The Fox is a novella written by D.H Lawrence. The Fox can be interpreted through different critical approaches, but psychoanalytic approach can be the most appropriate approach to the text. Psychoanalysis deals with the conscious and unconscious state of mind, which are inter-linked. Sigmund Freud, the pioneer of psychoanalytic theory, is mostly concerned with the unconscious aspect of mind.

As it has been shown in the novella that two adult women- March and Branford, live in a farmhouse. They have been depicted unmarried, childless, and without any male company. The whole story revolves around March who most of the time remain unconscious, which is evident with the frequent use of the word “unconscious” for her.

“March is not conscious that she thought of the fox”

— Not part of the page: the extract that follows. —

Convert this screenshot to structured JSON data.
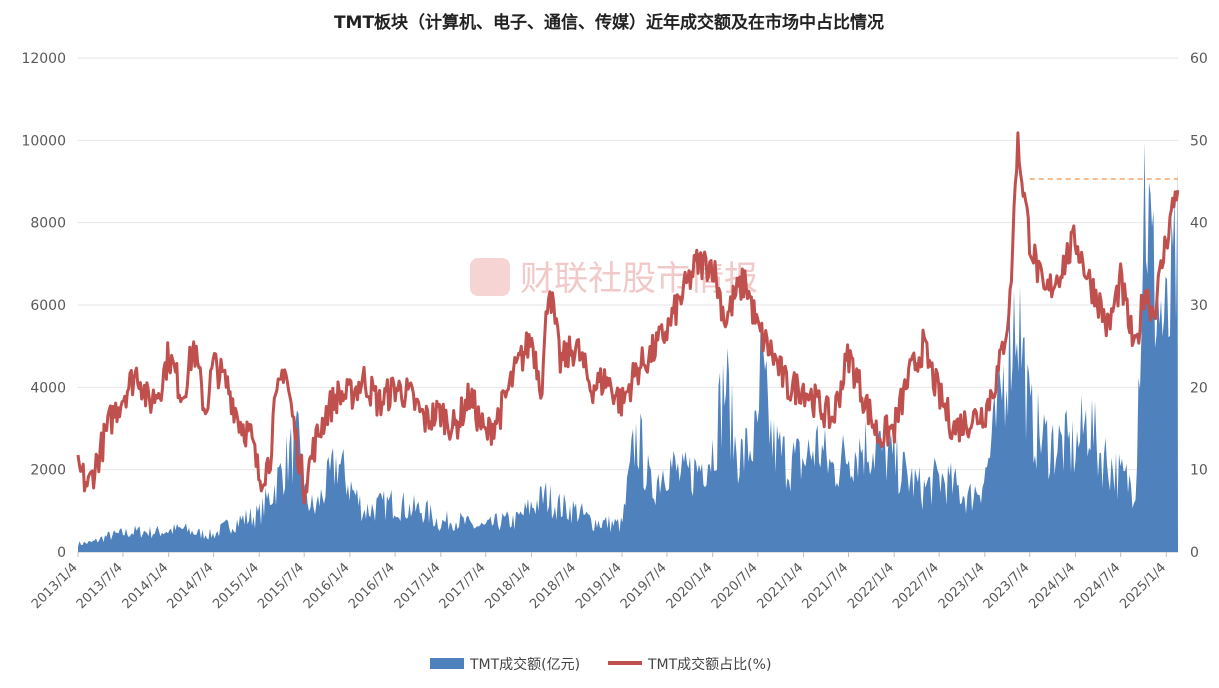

In the psychoanalytical criticism, the unconscious aspect of a person is given utmost important. March has sexual desires that can be natural for everyone, but she has repressed her desires in order to hide her true personality. The man-like description of March appearance hides her real self, as it is evident that:

“She looked almost graceful, loose balanced young man.”

According to Freud:

“Our true personality and identity lie in our unconscious state of mind”

March has been represented as mentally absent person because she is divided between her conscious and unconscious aspects of mind, Lawrence shows that March’s life is incomplete and she has repressed her desire of marrying and unwillingly, she has to be a promising companion of a female (Branford) rather than a male Henry (male companion). She is not satisfied and content with her life, which can be the main reason of her unconscious conflicts.

“Although they were usually the best friends… tired of one another”

The sudden arrival of the fox awakens her repressed sexual desire and her absent mildness increases.  According to Freud:

“There is always a return of the repressed”

The fox is shown as a phallic symbol. The fox is her repressed desire and all its features: his muzzles, thrusting forward, long nose, whiskers, and tail all appeared as a phallic symbol to her. The fox depicts a male-related sexual relationship. This generally becomes apparent as Lawrence describes the appearance of Henry and shows how March sees and even smells him as a fox.

March’s repressed desire for a male companion and in hunting the fox, she is actually hunting the male or at least she is hunting her own feelings. When Henry enters into her life, March’s search is over.